We crop a total of 717 image patches containing chicken feet as positive training examples, and 2000 patches without chicken feet as negative training examples. Another set of 318 images containing chicken feet patches never occurred in the training set are used as test set. Since chicken feet are also tiny, we use the same patch size and sampling grid for the CIFAR-10 dataset to evaluate CKD. The parameters of CKD and SVM are tuned by a 10-fold cross-validation on the training set. To judge the correctness of detections, we adopt standards of the PASCAL Challenge criterion [56], i.e. a detection is considered as correct only if the predicted bounding box overlaps at least 50 % area with the ground-truth bounding box. All other detections of the same object are counted as false positives. We compare the detection performance of our model with that of the HKDES model [2] and a 3-level SPM_SIFT [7] in terms of the Equal Error Rate (EER) on the Precision-Recall (PR) curves, i.e. PR-EER. PR-EER defines the point on the PR curve, where the recall rate equals the precision rate.

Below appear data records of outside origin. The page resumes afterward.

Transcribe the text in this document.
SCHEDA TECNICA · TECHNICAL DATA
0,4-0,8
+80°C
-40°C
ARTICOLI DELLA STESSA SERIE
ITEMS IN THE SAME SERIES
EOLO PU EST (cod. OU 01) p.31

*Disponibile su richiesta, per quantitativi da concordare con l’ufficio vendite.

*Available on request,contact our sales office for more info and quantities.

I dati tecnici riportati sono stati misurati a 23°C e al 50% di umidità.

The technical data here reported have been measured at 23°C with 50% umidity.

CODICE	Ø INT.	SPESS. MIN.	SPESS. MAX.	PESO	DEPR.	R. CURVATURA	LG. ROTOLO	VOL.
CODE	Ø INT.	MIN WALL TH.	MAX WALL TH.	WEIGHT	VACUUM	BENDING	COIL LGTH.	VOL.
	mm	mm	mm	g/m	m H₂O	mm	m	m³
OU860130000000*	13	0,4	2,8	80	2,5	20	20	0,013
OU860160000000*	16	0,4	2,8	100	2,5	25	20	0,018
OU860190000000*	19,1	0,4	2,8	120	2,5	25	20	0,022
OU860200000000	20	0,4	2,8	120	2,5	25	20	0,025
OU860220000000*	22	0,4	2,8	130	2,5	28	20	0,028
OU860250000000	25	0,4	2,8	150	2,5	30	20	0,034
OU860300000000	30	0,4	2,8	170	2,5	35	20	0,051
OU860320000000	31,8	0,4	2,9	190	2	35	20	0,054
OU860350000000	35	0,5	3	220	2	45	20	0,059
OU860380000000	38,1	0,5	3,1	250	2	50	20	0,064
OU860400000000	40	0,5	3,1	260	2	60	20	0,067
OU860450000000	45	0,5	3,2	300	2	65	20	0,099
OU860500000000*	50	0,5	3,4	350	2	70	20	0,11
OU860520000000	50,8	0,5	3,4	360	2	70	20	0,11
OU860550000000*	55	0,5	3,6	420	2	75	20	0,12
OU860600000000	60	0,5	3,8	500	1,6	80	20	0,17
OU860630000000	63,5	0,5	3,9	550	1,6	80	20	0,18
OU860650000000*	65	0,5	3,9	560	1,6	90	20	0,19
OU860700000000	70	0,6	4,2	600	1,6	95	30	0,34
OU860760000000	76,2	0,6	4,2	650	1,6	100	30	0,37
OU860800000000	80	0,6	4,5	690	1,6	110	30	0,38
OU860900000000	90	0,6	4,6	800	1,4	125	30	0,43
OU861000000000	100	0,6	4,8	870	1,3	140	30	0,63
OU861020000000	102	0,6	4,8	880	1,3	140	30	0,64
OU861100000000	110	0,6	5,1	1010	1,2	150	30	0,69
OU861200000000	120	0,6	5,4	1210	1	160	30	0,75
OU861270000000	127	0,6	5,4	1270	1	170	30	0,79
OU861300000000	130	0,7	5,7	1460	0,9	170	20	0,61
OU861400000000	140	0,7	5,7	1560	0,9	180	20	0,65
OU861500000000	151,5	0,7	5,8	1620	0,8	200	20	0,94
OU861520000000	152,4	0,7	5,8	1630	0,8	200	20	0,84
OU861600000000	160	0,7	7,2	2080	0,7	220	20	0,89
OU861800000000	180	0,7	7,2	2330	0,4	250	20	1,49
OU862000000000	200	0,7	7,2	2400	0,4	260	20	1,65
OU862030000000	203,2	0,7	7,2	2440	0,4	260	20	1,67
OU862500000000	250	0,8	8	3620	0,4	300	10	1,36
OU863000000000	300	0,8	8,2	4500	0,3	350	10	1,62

Figure 5 plots the Precision-Recall curves for all methods. As we see, among all tested models, COM_CKD achieves the best overall performance (EER = 78.53 %), followed by the HKDES model (EER = 75.61 %) that combines gradient, color and shape cues into KDES. This further confirms that merging different visual cues into object representation can significantly boost the performance of the classifier. One interesting observation is that, expect for C_CKD, results from our single CKD models are better than the sophisticated SIFT method. In particular, EERs of LBP_CKD and G_CKD model are 71.23 % and 69.55 %, respectively, whereas EER of SPM_SIFT is only 59.41 %. Considering individual CKD, C_CKD gives the worst result with EER = 44.10 %. Both LBP_CKD and G_CKD perform well, with LBP_CKD achieving a slightly better average accuracy. This is not surprising. Color difference between chicken feet and other parts (feather and chest) is marginal (refer to Fig. 6). Color distributions of chicken feet and other parts overlap quite much. In particular, the color distribution of feet and chest can hardly allow an acceptable separation based on color cue alone. In contrast, feet show a moderate difference in texture structures from feature and chest. Hence, texture based LBP_CKD outperforms other single feature for this dataset. Figure 6 shows some detection examples resulting from the best COM_CKD feature. Due to the influence of shadow caused by the box boundary and severe occlusions, some small chicken feet under the box shadow (in left images) or hidden by the feather (in right images) are missed by the detector, which give the false negative detections. But for these images no false positive detections appear.

Fig. 5.
figure 5

Precision-Recall curves of all methods tested on chicken feet dataset.

Fig. 6.
figure 6

Detection examples resulting from COM_CKD feature.

5 Conclusion

Based on the context cue and Rényi quadratic entropy based CSQMI, we propose a set of novel kernel descriptors called context kernel descriptors and an information theoretic measure to select a compact and discriminative codebook for object representation in kernel feature space. We evaluate the performance of our algorithm in applications of object recognition and detection. The highlights of our work lie in: (1) the new CKD enhances the original KDES by adding extra spatial co-occurrence constraints to reduce the mismatch of image attributes (features) in kernel space; (2) instead of applying the traditional KPCA for feature dimensionality reduction, CSQMI criterion is employed in our method to learn a subset of low-dimensional discriminative CKD that correspond to the cluster structure of the density distribution of CKD. Evaluation results on both popular benchmark and our own datasets show the effectiveness of our method for generic (especially tiny) object recognition and detection.